The Maryland 6th District was one of the original districts that had a congressman starting in 1789. At that time, the district essentially had what remains its modern boundaries, consisting of the Maryland panhandle and areas eastward, all the way to the modern western boundary of the District of Columbia. However, after the 1790 census Maryland's representation increased to 8 congresspersons. The new sixth district was in the north-east corner of the state east of Baltimore, covering essentially the modern counties of Harford, Cecil and Kent.
In 2012 the district was found to be the ninth least compact congressional district in the United States.
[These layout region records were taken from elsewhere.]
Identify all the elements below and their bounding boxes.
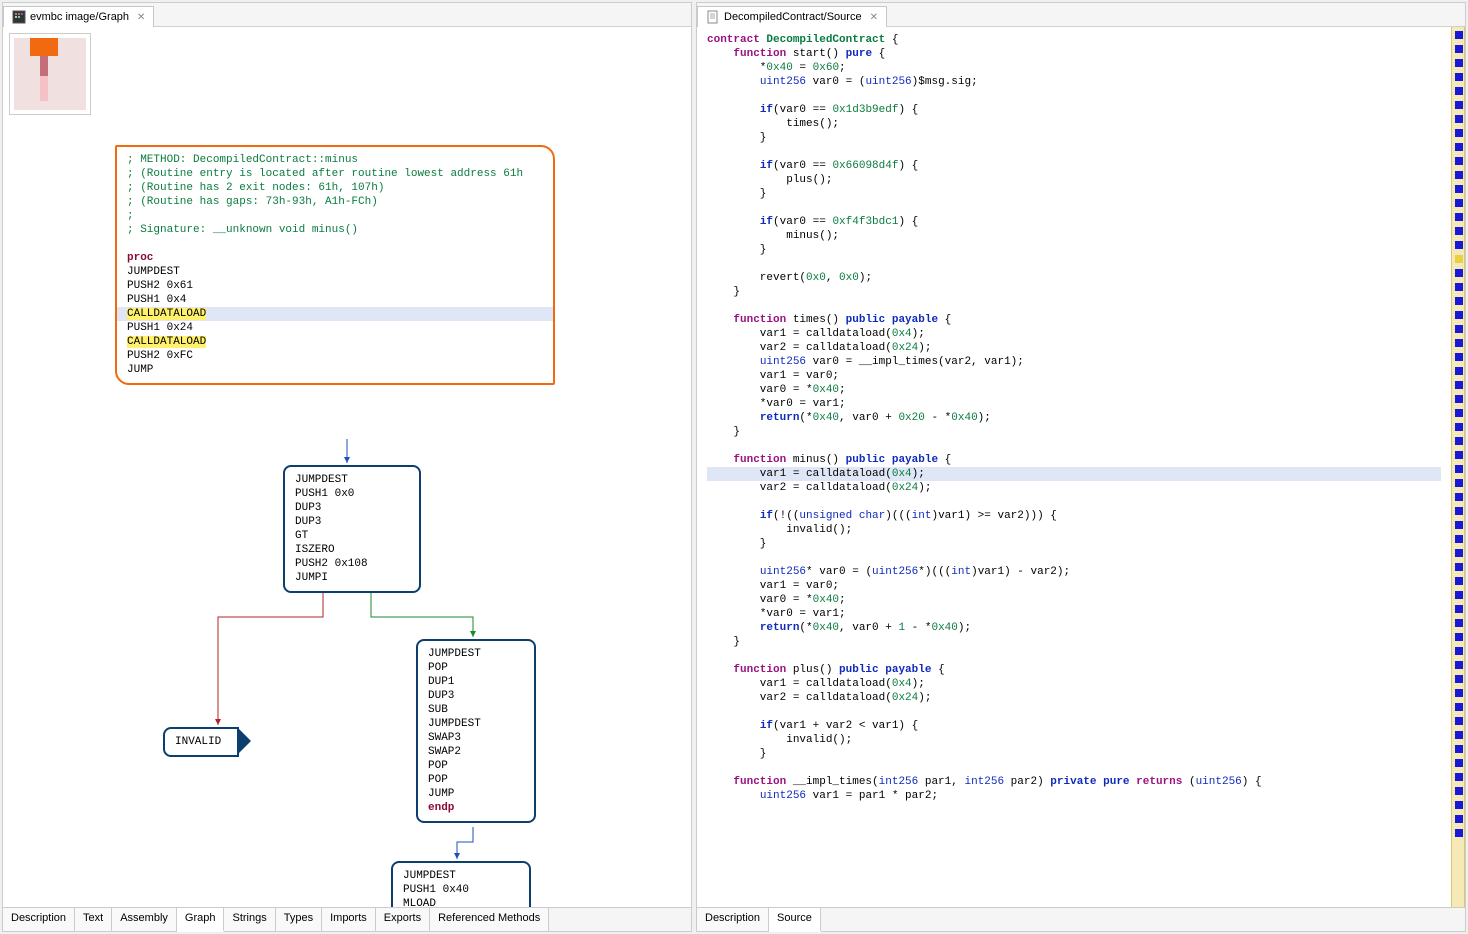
tab-title: evmbc image/Graph bbox=[30, 11, 129, 23]
bottom-tab-description[interactable]: Description bbox=[697, 908, 769, 931]
tab-title: DecompiledContract/Source bbox=[724, 11, 862, 23]
bottom-tab-source[interactable]: Source bbox=[769, 908, 821, 932]
bottom-tab-strings[interactable]: Strings bbox=[224, 908, 275, 931]
evm-icon bbox=[12, 10, 26, 24]
bottom-tab-graph[interactable]: Graph bbox=[177, 908, 225, 932]
graph-node-invalid[interactable]: INVALID bbox=[163, 727, 239, 757]
bottom-tab-text[interactable]: Text bbox=[75, 908, 112, 931]
graph-node-1[interactable]: JUMPDEST PUSH1 0x0 DUP3 DUP3 GT ISZERO P… bbox=[283, 465, 421, 593]
graph-node-2[interactable]: JUMPDEST POP DUP1 DUP3 SUB JUMPDEST SWAP… bbox=[416, 639, 536, 823]
bottom-tab-imports[interactable]: Imports bbox=[322, 908, 376, 931]
bottom-tab-exports[interactable]: Exports bbox=[376, 908, 430, 931]
graph-content[interactable]: ; METHOD: DecompiledContract::minus ; (R… bbox=[3, 27, 691, 907]
right-tab-bar: DecompiledContract/Source ✕ bbox=[697, 3, 1465, 27]
left-bottom-tabs: DescriptionTextAssemblyGraphStringsTypes… bbox=[3, 907, 691, 931]
graph-panel: evmbc image/Graph ✕ bbox=[2, 2, 692, 932]
close-icon[interactable]: ✕ bbox=[870, 12, 878, 23]
left-tab-bar: evmbc image/Graph ✕ bbox=[3, 3, 691, 27]
graph-node-proc[interactable]: ; METHOD: DecompiledContract::minus ; (R… bbox=[115, 145, 555, 385]
graph-node-3[interactable]: JUMPDEST PUSH1 0x40 MLOAD SWAP1 bbox=[391, 861, 531, 907]
tab-source[interactable]: DecompiledContract/Source ✕ bbox=[697, 6, 887, 28]
bottom-tab-types[interactable]: Types bbox=[276, 908, 322, 931]
source-panel: DecompiledContract/Source ✕ contract Dec… bbox=[696, 2, 1466, 932]
source-editor[interactable]: contract DecompiledContract { function s… bbox=[697, 27, 1451, 907]
tab-graph[interactable]: evmbc image/Graph ✕ bbox=[3, 6, 154, 28]
bottom-tab-assembly[interactable]: Assembly bbox=[112, 908, 177, 931]
minimap[interactable] bbox=[9, 33, 91, 115]
marker-gutter[interactable] bbox=[1451, 27, 1465, 907]
bottom-tab-referenced-methods[interactable]: Referenced Methods bbox=[430, 908, 549, 931]
close-icon[interactable]: ✕ bbox=[137, 12, 145, 23]
bottom-tab-description[interactable]: Description bbox=[3, 908, 75, 931]
file-icon bbox=[706, 10, 720, 24]
right-bottom-tabs: DescriptionSource bbox=[697, 907, 1465, 931]
source-content: contract DecompiledContract { function s… bbox=[697, 27, 1465, 907]
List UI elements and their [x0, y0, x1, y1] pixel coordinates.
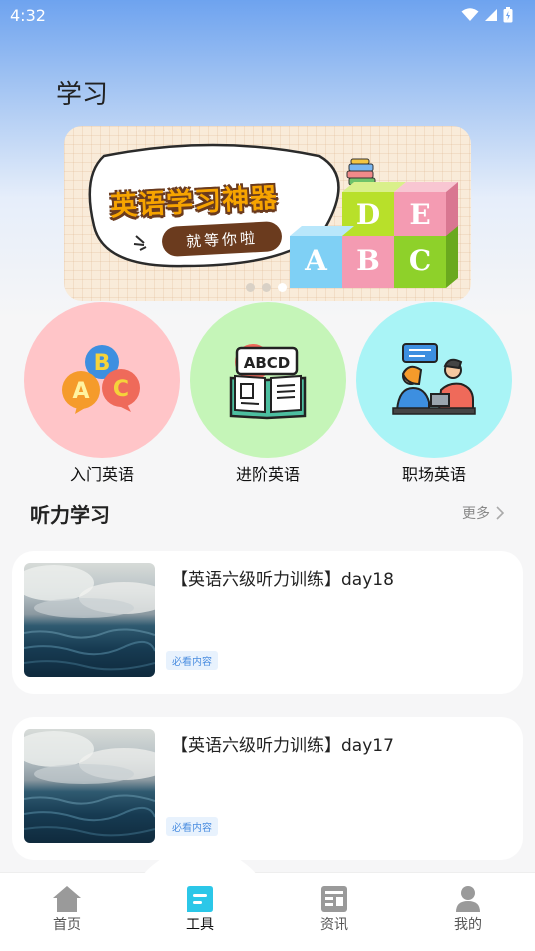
abcd-book-icon: ABCD [229, 344, 307, 420]
listening-card[interactable]: 【英语六级听力训练】day18 必看内容 [12, 551, 523, 694]
card-thumbnail [24, 563, 155, 677]
category-circle[interactable]: B A C [24, 302, 180, 458]
page-title: 学习 [56, 80, 109, 110]
nav-label: 资讯 [320, 917, 348, 933]
profile-icon [456, 886, 480, 912]
card-tag: 必看内容 [166, 651, 218, 670]
pagination-dot[interactable] [262, 283, 271, 292]
card-tag: 必看内容 [166, 817, 218, 836]
nav-item-home[interactable]: 首页 [27, 884, 107, 934]
battery-icon [503, 7, 513, 23]
svg-text:ABCD: ABCD [244, 354, 291, 372]
category-circle[interactable]: ABCD [190, 302, 346, 458]
wifi-icon [461, 8, 479, 21]
category-beginner-english[interactable]: B A C 入门英语 [24, 302, 180, 485]
status-bar: 4:32 [0, 0, 535, 30]
category-advanced-english[interactable]: ABCD 进阶英语 [190, 302, 346, 485]
signal-icon [485, 9, 497, 21]
abc-balloons-icon: B A C [62, 345, 140, 414]
nav-item-profile[interactable]: 我的 [428, 884, 508, 934]
banner-pagination [246, 283, 287, 292]
more-label: 更多 [462, 506, 490, 522]
category-workplace-english[interactable]: 职场英语 [356, 302, 512, 485]
home-icon [53, 886, 81, 912]
card-thumbnail [24, 729, 155, 843]
category-circle[interactable] [356, 302, 512, 458]
meeting-people-icon [392, 343, 476, 415]
ocean-image [24, 731, 155, 837]
ocean-image [24, 565, 155, 671]
svg-text:A: A [72, 379, 89, 404]
listening-card[interactable]: 【英语六级听力训练】day17 必看内容 [12, 717, 523, 860]
tools-icon [187, 886, 213, 912]
news-icon [321, 886, 347, 912]
category-label: 职场英语 [401, 465, 466, 484]
nav-label: 工具 [186, 917, 214, 933]
cube-letter-a: A [305, 244, 327, 277]
pagination-dot[interactable] [246, 283, 255, 292]
card-title: 【英语六级听力训练】day18 [171, 570, 394, 590]
nav-label: 首页 [53, 917, 81, 933]
card-title: 【英语六级听力训练】day17 [171, 736, 394, 756]
nav-label: 我的 [454, 917, 482, 933]
promo-banner[interactable]: 英语学习神器 就等你啦 D E A B C [64, 126, 471, 301]
nav-item-tools[interactable]: 工具 [160, 884, 240, 934]
svg-text:C: C [113, 377, 129, 402]
category-label: 进阶英语 [235, 465, 300, 484]
nav-item-news[interactable]: 资讯 [294, 884, 374, 934]
svg-text:B: B [94, 351, 111, 376]
cube-letter-c: C [408, 244, 432, 277]
status-time: 4:32 [10, 5, 46, 25]
cube-letter-d: D [355, 198, 381, 231]
cube-letter-b: B [356, 244, 380, 277]
pagination-dot-active[interactable] [278, 283, 287, 292]
category-label: 入门英语 [69, 465, 134, 484]
more-link[interactable]: 更多 [462, 503, 504, 523]
banner-subtitle: 就等你啦 [161, 220, 283, 258]
cube-letter-e: E [409, 198, 431, 231]
section-title: 听力学习 [30, 503, 110, 527]
chevron-right-icon [496, 506, 504, 520]
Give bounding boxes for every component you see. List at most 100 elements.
For most of the time from 1873 to 2013, the 6th was a mostly rural district anchored in western Maryland. It was in Republican hands for all but one term from 1943 to 1971, before conservative Democrat Goodloe Byron won it in 1971. He died in 1978 and was succeeded by his widow, Beverly, who held it for seven terms before being ousted by a more liberal challenger in the 1992 Democratic primary. Republican Roscoe Bartlett won the general election, and was reelected without serious challenge nine more times.
However, redistricting after the 2010 census significantly altered the 6th. It lost heavily Republican Carroll County, as well as the more rural and conservative portions of Frederick County, to the 8th District. It also lost its shares of Baltimore and Harford counties to the already heavily Republican 1st District. Taking their place was a heavily Democratic spur of western Montgomery County, which was only connected to the rest of the district by a tendril in Frederick County.
The new map turned the 6th from a heavily Republican district into a Democratic-leaning district. While John McCain carried the 6th with 57 percent of the vote in 2008,Barack Obama would have carried the new 6th with 56 percent. This was mainly because the Montgomery County portion had almost three times as many people as the rest of the district combined.
In his bid for an 11th term, Bartlett was defeated by Democrat John Delaney, who lives in the Montgomery County portion of the district, by over 21 points.
Proving just how Democratic this district was, in 2014, Delaney narrowly won a second term against Republican Dan Bongino. Delaney only won one county in the district. However, that one county was Montgomery, where Bongino lost by over 20,500 votes.
In 2013, Republican voters filed a federal lawsuit, alleging that the Democratic legislature and Governor Martin O'Malley had engaged in partisan gerrymandering, redrawing the 6th district after the 2010 census in a way that intentionally and unconstitutionally diluted Republican voters by including parts of the heavily Democratic Washington suburbs. A federal district judge initially dismissed the lawsuit, as did the Fourth Circuit Court of Appeals, for failure to state a claim. The Republicans appealed to the Supreme Court, which ruled unanimously in 2015 that the lower courts had improperly dismissed the case. The case went back to the lower courts where a three judge panel ruled that the Republicans could not prove that John Delaney's election in 2012 was a result of the redistricting. Republican voters again appealed to the Supreme Court, which agreed to hear the case, Benisek v. Lamone, in December 2017. In June 2019, the Supreme Court ruled that questions of partisan gerrymandering represented a nonjusticiable political question and remanded the case back to the district court with instructions to dismiss the case.
Delaney gave up the seat in 2018 to focus on his bid for president, and was succeeded by fellow Democrat and Montgomery County resident David Trone.